Structural interventions focus on changing the context or environment within which individuals act for the purpose of persuading them to apply healthier and safer behaviors. In other words, structural interventions attempt to create an enabling environment, an environment that enables or empowers people to make positive preferences by providing them a supportive context, and provides them with sufficient opportunities to make healthier choices.

Structural interventions seek to “affect risk environments” by altering the context in which ill-health occurs. Such interventions address social and economic determinants of health and have the potential to affect multiple endpoints.

It should also be noted that structural interventions are consistent with the principles of the “new public health” as presented in the Ottawa Charter for Health Promotion, which explicitly advocates the need to address social and environmental determinants of health and advocates the need to develop effective responses to public health issues both at individual and community levels.

In addition, numerous studies have revealed the relevance of and the need for structural interventions in the field of HIV prevention. Studies maintain that structural interventions for HIV prevention should focus on three areas of change.

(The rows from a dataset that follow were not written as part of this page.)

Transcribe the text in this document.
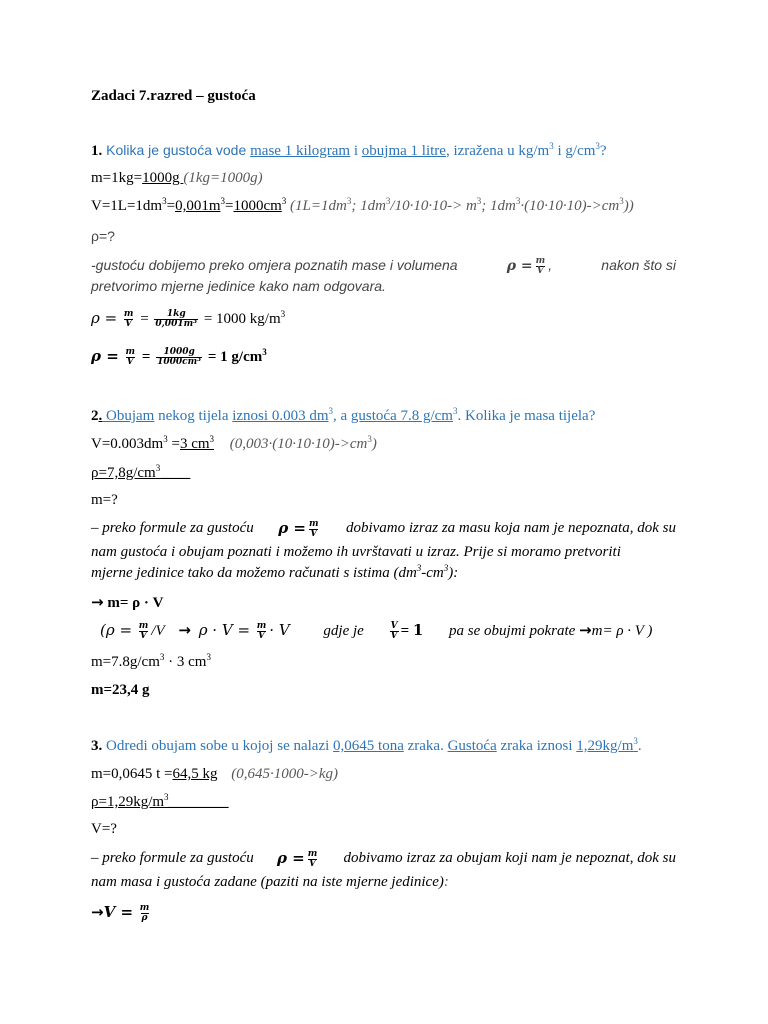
Zadaci 7.razred – gustoća
1. Kolika je gustoća vode mase 1 kilogram i obujma 1 litre, izražena u $kg/m^3$ i $g/cm^3$?
m=1kg=1000g (1kg=1000g)
$V=1L=1dm^3=0,001m^3=1000cm^3$ ($1L=1dm^3$; $1dm^3/10\cdot 10\cdot 10-> m^3$; $1dm^3\cdot(10\cdot 10\cdot 10)->cm^3$))
ρ=?
-gustoću dobijemo preko omjera poznatih mase i volumena	$\rho = \frac{m}{V}$ ,	nakon što si
pretvorimo mjerne jedinice kako nam odgovara.
$\rho = \frac{m}{V} = \frac{1kg}{\text{0,001m³}} = 1000$ $kg/m^3$
$\rho = \frac{m}{V} = \frac{1000g}{\text{1000cm³}} = 1$ $g/cm^3$
2. Obujam nekog tijela iznosi 0.003 $dm^3$, a gustoća 7.8 $g/cm^3$. Kolika je masa tijela?
$V=0.003dm^3 =3$ $cm^3$ $(0,003\cdot(10\cdot 10\cdot 10)->cm^3)$
$\rho=7,8g/cm^3\_\_\_\_$
m=?
– preko formule za gustoću $\rho = \frac{m}{V}$ dobivamo izraz za masu koja nam je nepoznata, dok su
nam gustoća i obujam poznati i možemo ih uvrštavati u izraz. Prije si moramo pretvoriti
mjerne jedinice tako da možemo računati s istima $(dm^3-cm^3)$:
→ m= ρ · V
($\rho = \frac{m}{V} /V \to \rho \cdot V = \frac{m}{V} \cdot V$ gdje je	$\frac{V}{V}$ = 𝟏 pa se obujmi pokrate →m= ρ · V )
$m=7.8g/cm^3 \cdot 3$ $cm^3$
m=23,4 g
3. Odredi obujam sobe u kojoj se nalazi 0,0645 tona zraka. Gustoća zraka iznosi $1,29kg/m^3$.
m=0,0645 t =64,5 kg (0,645·1000->kg)
$\rho=1,29kg/m^3\_\_\_\_\_\_\_\_$
V=?
– preko formule za gustoću $\rho = \frac{m}{V}$ dobivamo izraz za obujam koji nam je nepoznat, dok su
nam masa i gustoća zadane (paziti na iste mjerne jedinice):
$\to V = \frac{m}{\rho}$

First, by addressing social change, this approach focuses on factors affecting multiple groups (e.g. a region or country as a whole), such as legal reform, socioeconomic empowerment and stigma-reduction for marginalized groups, and efforts to cultivate strong leadership on HIV and drug use prevention programs.

Second, by promoting changes within specific groups, this approach addresses social structures that create vulnerability among specific populations, such as problematic drug users, drug injectors, sex workers, homosexuals and poor young people, poor girls and homeless people.

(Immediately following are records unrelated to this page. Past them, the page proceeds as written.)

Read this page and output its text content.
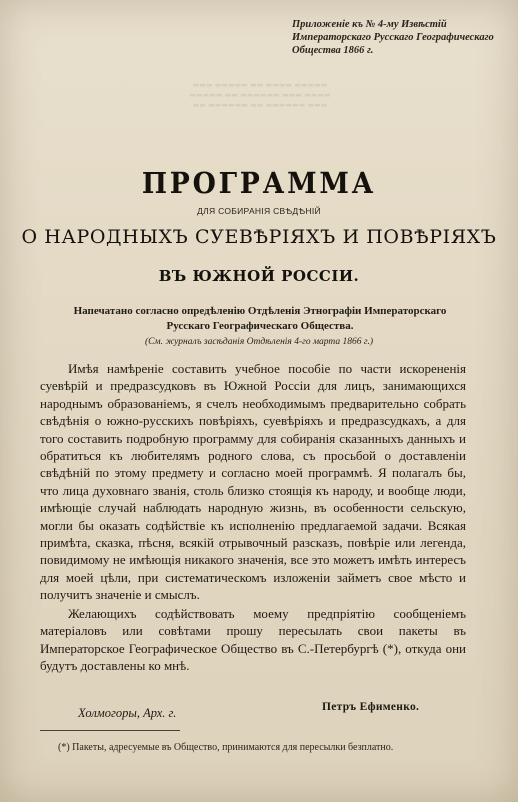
▬▬▬ ▬▬▬▬▬ ▬▬ ▬▬▬▬ ▬▬▬▬▬
▬▬▬▬▬ ▬▬ ▬▬▬▬▬▬ ▬▬▬ ▬▬▬▬
▬▬ ▬▬▬▬▬▬ ▬▬ ▬▬▬▬▬▬ ▬▬▬
Приложеніе къ № 4-му Извѣстій Императорскаго Русскаго Географическаго Общества 1866 г.
ПРОГРАММА
ДЛЯ СОБИРАНІЯ СВѢДѢНІЙ
О НАРОДНЫХЪ СУЕВѢРІЯХЪ И ПОВѢРІЯХЪ
ВЪ ЮЖНОЙ РОССІИ.
Напечатано согласно опредѣленію Отдѣленія Этнографіи Императорскаго Русскаго Географическаго Общества.
(См. журналъ засѣданія Отдѣленія 4-го марта 1866 г.)

Имѣя намѣреніе составить учебное пособіе по части искорененія суевѣрій и предразсудковъ въ Южной Россіи для лицъ, занимающихся народнымъ образованіемъ, я счелъ необходимымъ предварительно собрать свѣдѣнія о южно-русскихъ повѣріяхъ, суевѣріяхъ и предразсудкахъ, а для того составить подробную программу для собиранія сказанныхъ данныхъ и обратиться къ любителямъ родного слова, съ просьбой о доставленіи свѣдѣній по этому предмету и согласно моей программѣ. Я полагалъ бы, что лица духовнаго званія, столь близко стоящія къ народу, и вообще люди, имѣющіе случай наблюдать народную жизнь, въ особенности сельскую, могли бы оказать содѣйствіе къ исполненію предлагаемой задачи. Всякая примѣта, сказка, пѣсня, всякій отрывочный разсказъ, повѣріе или легенда, повидимому не имѣющія никакого значенія, все это можетъ имѣть интересъ для моей цѣли, при систематическомъ изложеніи займетъ свое мѣсто и получитъ значеніе и смыслъ.

Желающихъ содѣйствовать моему предпріятію сообщеніемъ матеріаловъ или совѣтами прошу пересылать свои пакеты въ Императорское Географическое Общество въ С.-Петербургѣ (*), откуда они будутъ доставлены ко мнѣ.

Холмогоры, Арх. г.	Петръ Ефименко.
(*) Пакеты, адресуемые въ Общество, принимаются для пересылки безплатно.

Examples include efforts to organize and empower problematic drug users, drug injectors, sex workers, including microfinance programs for poor people as well as interventions to change harmful local norms.

Third, harm-reduction and health-seeking behavior change, with approaches that focus on making harm-reduction programs available to those in need, and to change rules, services and attitudes that impede access to these programs. Examples include efforts to provide education employment and safe housing for poor people and vulnerable groups.

In order to promote the initiation of structural interventions to combat the HIV epidemic, we should view HIV not merely as a medical or public heath issue. We should see it in the framework of broader development issue.

A multidisciplinary approach and the involvement of researchers and peoples from different background such as economics, psychology, sociology, anthropology, social work, community development and so on are highly needed.

The writer, who earned his doctoral degree at the Melbourne School of Population Health at the University of Melbourne, Australia, is a lecturer and researcher at the School of Public Health, Hasanuddin University, Makassar.